Development of the CERV I started in 1959, which means that General Motors needed six decades to put the Corvette’s engine in the middle. The C8 will utilize an evolution of the LT1 in the C7, displacing 6.2 liters. An eight-speed DCT will have to make do, and customers looking for superior performance can opt for the Z51 Performance Package.
Following multiple leaks and countless photographs of test mules and pre-production prototypes, Chevrolet came out with the first official pics of the C8. The chief executive officer of General Motors, Mary Barra, got a ride in the mid-engine Corvette in New York with chief engineer Tadge Juechter behind the steering wheel, and as you can tell from the proportions of the camo-clad car, the styling is spot on.
“Don’t get left behind” is one of the messages that Chevrolet wants to dispatch to the rest of the industry and enthusiasts, adding that “the Next Generation Corvette is the most anticipated Corvette ever.” This choice of words is somewhat curious considering that General Motors refused to go mid-engine for such a long time. More to the point, it’s an affront to those who understand the corporate culture of General Motors.

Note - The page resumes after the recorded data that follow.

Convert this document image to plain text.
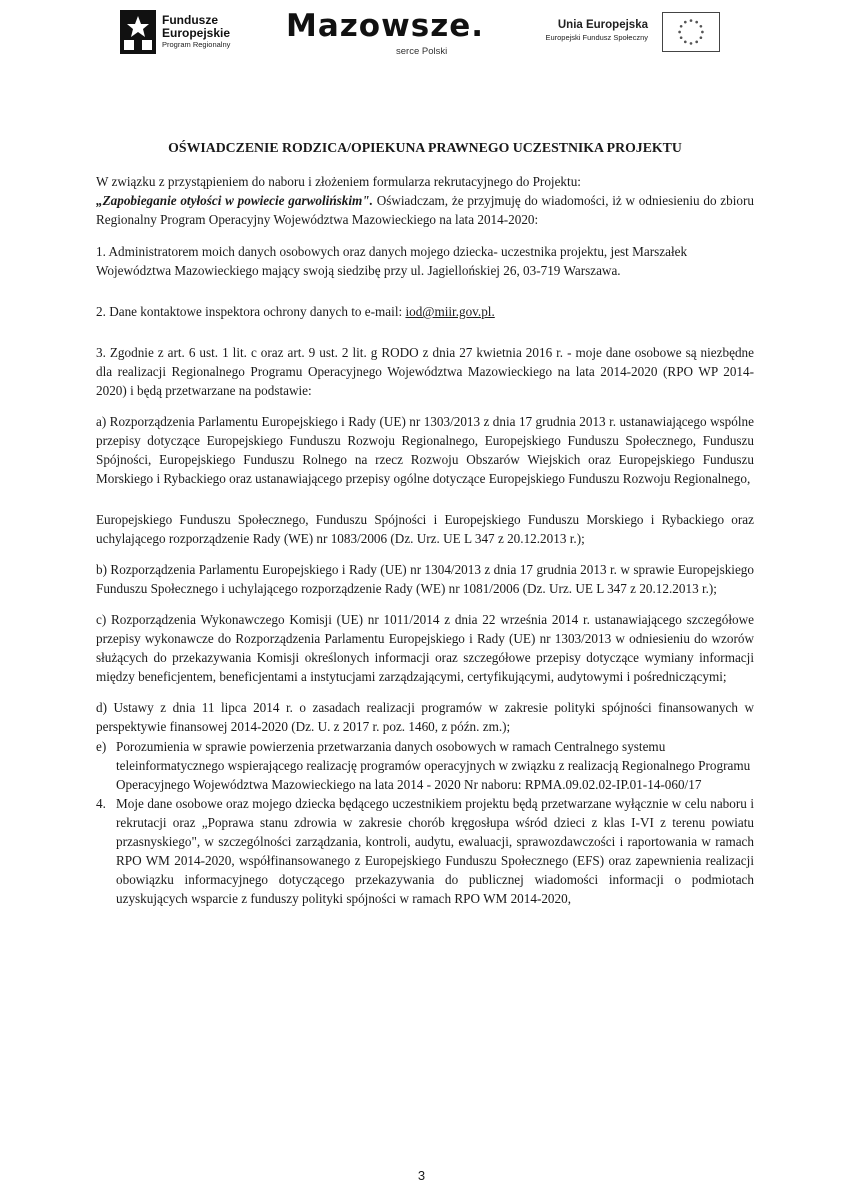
Fundusze
Europejskie
Program Regionalny
Mazowsze.
serce Polski
Unia Europejska
Europejski Fundusz Społeczny

OŚWIADCZENIE RODZICA/OPIEKUNA PRAWNEGO UCZESTNIKA PROJEKTU

W związku z przystąpieniem do naboru i złożeniem formularza rekrutacyjnego do Projektu:
„Zapobieganie otyłości w powiecie garwolińskim". Oświadczam, że przyjmuję do wiadomości, iż w odniesieniu do zbioru Regionalny Program Operacyjny Województwa Mazowieckiego na lata 2014-2020:

1. Administratorem moich danych osobowych oraz danych mojego dziecka- uczestnika projektu, jest Marszałek Województwa Mazowieckiego mający swoją siedzibę przy ul. Jagiellońskiej 26, 03-719 Warszawa.

2. Dane kontaktowe inspektora ochrony danych to e-mail: iod@miir.gov.pl.

3. Zgodnie z art. 6 ust. 1 lit. c oraz art. 9 ust. 2 lit. g RODO z dnia 27 kwietnia 2016 r. - moje dane osobowe są niezbędne dla realizacji Regionalnego Programu Operacyjnego Województwa Mazowieckiego na lata 2014-2020 (RPO WP 2014-2020) i będą przetwarzane na podstawie:

a) Rozporządzenia Parlamentu Europejskiego i Rady (UE) nr 1303/2013 z dnia 17 grudnia 2013 r. ustanawiającego wspólne przepisy dotyczące Europejskiego Funduszu Rozwoju Regionalnego, Europejskiego Funduszu Społecznego, Funduszu Spójności, Europejskiego Funduszu Rolnego na rzecz Rozwoju Obszarów Wiejskich oraz Europejskiego Funduszu Morskiego i Rybackiego oraz ustanawiającego przepisy ogólne dotyczące Europejskiego Funduszu Rozwoju Regionalnego,

Europejskiego Funduszu Społecznego, Funduszu Spójności i Europejskiego Funduszu Morskiego i Rybackiego oraz uchylającego rozporządzenie Rady (WE) nr 1083/2006 (Dz. Urz. UE L 347 z 20.12.2013 r.);

b) Rozporządzenia Parlamentu Europejskiego i Rady (UE) nr 1304/2013 z dnia 17 grudnia 2013 r. w sprawie Europejskiego Funduszu Społecznego i uchylającego rozporządzenie Rady (WE) nr 1081/2006 (Dz. Urz. UE L 347 z 20.12.2013 r.);

c) Rozporządzenia Wykonawczego Komisji (UE) nr 1011/2014 z dnia 22 września 2014 r. ustanawiającego szczegółowe przepisy wykonawcze do Rozporządzenia Parlamentu Europejskiego i Rady (UE) nr 1303/2013 w odniesieniu do wzorów służących do przekazywania Komisji określonych informacji oraz szczegółowe przepisy dotyczące wymiany informacji między beneficjentem, beneficjentami a instytucjami zarządzającymi, certyfikującymi, audytowymi i pośredniczącymi;

d) Ustawy z dnia 11 lipca 2014 r. o zasadach realizacji programów w zakresie polityki spójności finansowanych w perspektywie finansowej 2014-2020 (Dz. U. z 2017 r. poz. 1460, z późn. zm.);

e) Porozumienia w sprawie powierzenia przetwarzania danych osobowych w ramach Centralnego systemu teleinformatycznego wspierającego realizację programów operacyjnych w związku z realizacją Regionalnego Programu Operacyjnego Województwa Mazowieckiego na lata 2014 - 2020 Nr naboru: RPMA.09.02.02-IP.01-14-060/17

4. Moje dane osobowe oraz mojego dziecka będącego uczestnikiem projektu będą przetwarzane wyłącznie w celu naboru i rekrutacji oraz „Poprawa stanu zdrowia w zakresie chorób kręgosłupa wśród dzieci z klas I-VI z terenu powiatu przasnyskiego", w szczególności zarządzania, kontroli, audytu, ewaluacji, sprawozdawczości i raportowania w ramach RPO WM 2014-2020, współfinansowanego z Europejskiego Funduszu Społecznego (EFS) oraz zapewnienia realizacji obowiązku informacyjnego dotyczącego przekazywania do publicznej wiadomości informacji o podmiotach uzyskujących wsparcie z funduszy polityki spójności w ramach RPO WM 2014-2020,

3
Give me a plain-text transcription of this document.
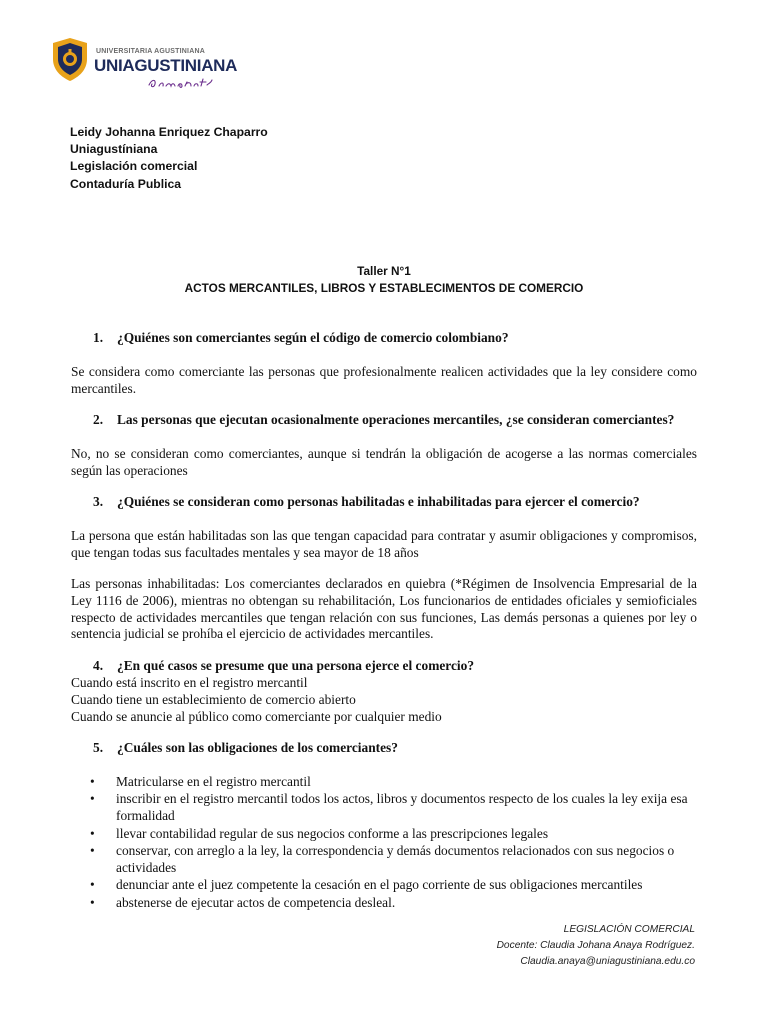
UNIVERSITARIA AGUSTINIANA
UNIAGUSTINIANA
Leidy Johanna Enriquez Chaparro
Uniagustíniana
Legislación comercial
Contaduría Publica
Taller N°1
ACTOS MERCANTILES, LIBROS Y ESTABLECIMENTOS DE COMERCIO
1. ¿Quiénes son comerciantes según el código de comercio colombiano?
Se considera como comerciante las personas que profesionalmente realicen actividades que la ley considere como mercantiles.
2. Las personas que ejecutan ocasionalmente operaciones mercantiles, ¿se consideran comerciantes?
No, no se consideran como comerciantes, aunque si tendrán la obligación de acogerse a las normas comerciales según las operaciones
3. ¿Quiénes se consideran como personas habilitadas e inhabilitadas para ejercer el comercio?
La persona que están habilitadas son las que tengan capacidad para contratar y asumir obligaciones y compromisos, que tengan todas sus facultades mentales y sea mayor de 18 años
Las personas inhabilitadas: Los comerciantes declarados en quiebra (*Régimen de Insolvencia Empresarial de la Ley 1116 de 2006), mientras no obtengan su rehabilitación, Los funcionarios de entidades oficiales y semioficiales respecto de actividades mercantiles que tengan relación con sus funciones, Las demás personas a quienes por ley o sentencia judicial se prohíba el ejercicio de actividades mercantiles.
4. ¿En qué casos se presume que una persona ejerce el comercio?
Cuando está inscrito en el registro mercantil
Cuando tiene un establecimiento de comercio abierto
Cuando se anuncie al público como comerciante por cualquier medio
5. ¿Cuáles son las obligaciones de los comerciantes?
• Matricularse en el registro mercantil
• inscribir en el registro mercantil todos los actos, libros y documentos respecto de los cuales la ley exija esa formalidad
• llevar contabilidad regular de sus negocios conforme a las prescripciones legales
• conservar, con arreglo a la ley, la correspondencia y demás documentos relacionados con sus negocios o actividades
• denunciar ante el juez competente la cesación en el pago corriente de sus obligaciones mercantiles
• abstenerse de ejecutar actos de competencia desleal.
LEGISLACIÓN COMERCIAL
Docente: Claudia Johana Anaya Rodríguez.
Claudia.anaya@uniagustiniana.edu.co
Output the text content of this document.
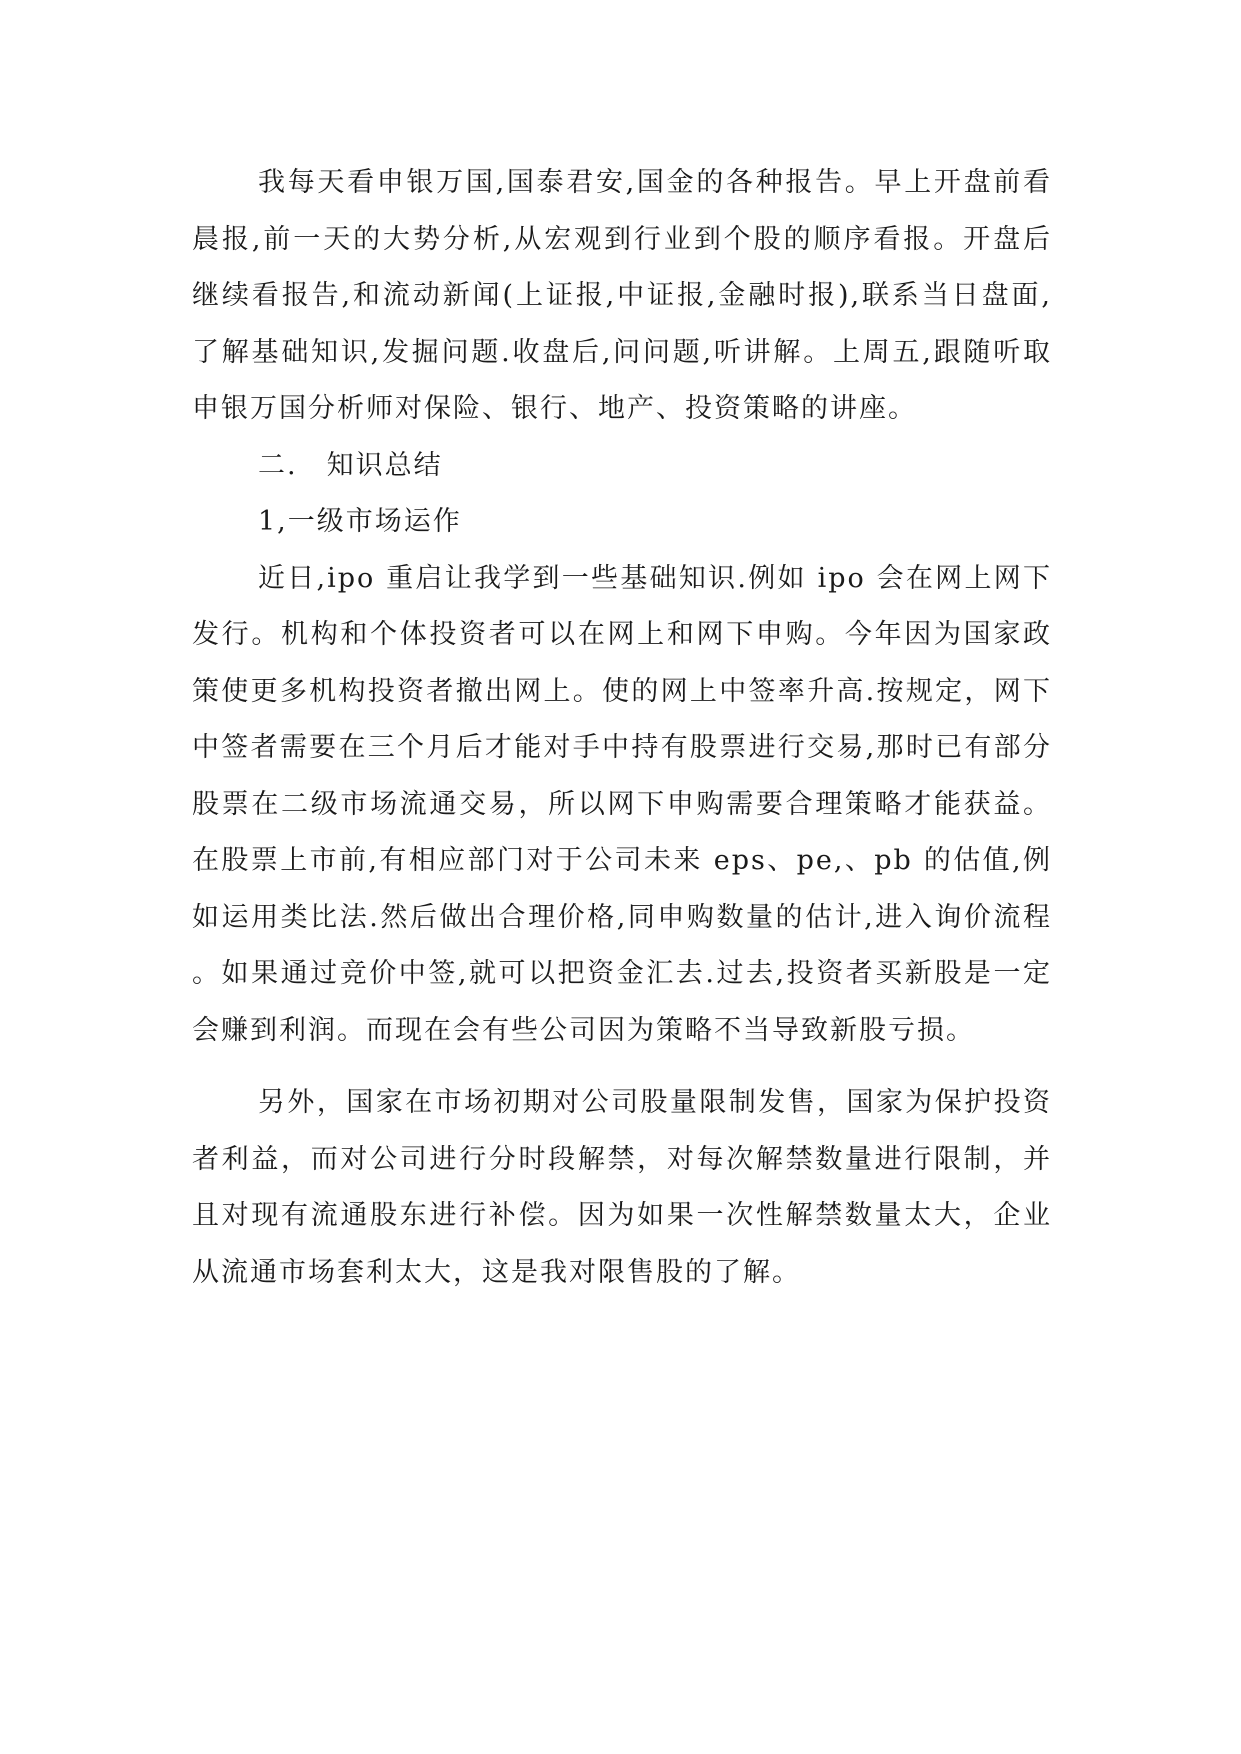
我每天看申银万国,国泰君安,国金的各种报告。早上开盘前看晨报,前一天的大势分析,从宏观到行业到个股的顺序看报。开盘后继续看报告,和流动新闻(上证报,中证报,金融时报),联系当日盘面,了解基础知识,发掘问题.收盘后,问问题,听讲解。上周五,跟随听取申银万国分析师对保险、银行、地产、投资策略的讲座。

二.　知识总结

1,一级市场运作

近日,ipo 重启让我学到一些基础知识.例如 ipo 会在网上网下发行。机构和个体投资者可以在网上和网下申购。今年因为国家政策使更多机构投资者撤出网上。使的网上中签率升高.按规定，网下中签者需要在三个月后才能对手中持有股票进行交易,那时已有部分股票在二级市场流通交易，所以网下申购需要合理策略才能获益。在股票上市前,有相应部门对于公司未来 eps、pe,、pb 的估值,例如运用类比法.然后做出合理价格,同申购数量的估计,进入询价流程。如果通过竞价中签,就可以把资金汇去.过去,投资者买新股是一定会赚到利润。而现在会有些公司因为策略不当导致新股亏损。

另外，国家在市场初期对公司股量限制发售，国家为保护投资者利益，而对公司进行分时段解禁，对每次解禁数量进行限制，并且对现有流通股东进行补偿。因为如果一次性解禁数量太大，企业从流通市场套利太大，这是我对限售股的了解。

“It’s the sum of each generation before it, but it will stand alone as the new standard of performance.” Waxing lyrical is one thing, but Chevrolet seems to forget that they’re late to the party. Worse still, Ford has more experience with mid-engine designs while Fiat Chrysler benefits from the know-how of Ferrari, Maserati, and Alfa Romeo.
Not long after the 2020 C8 enters production in Bowling Green, a twin-turbo V8 and hybridized V8 will be added to the range. The range-topping option could top 1,000 horsepower according to reports in the motoring media.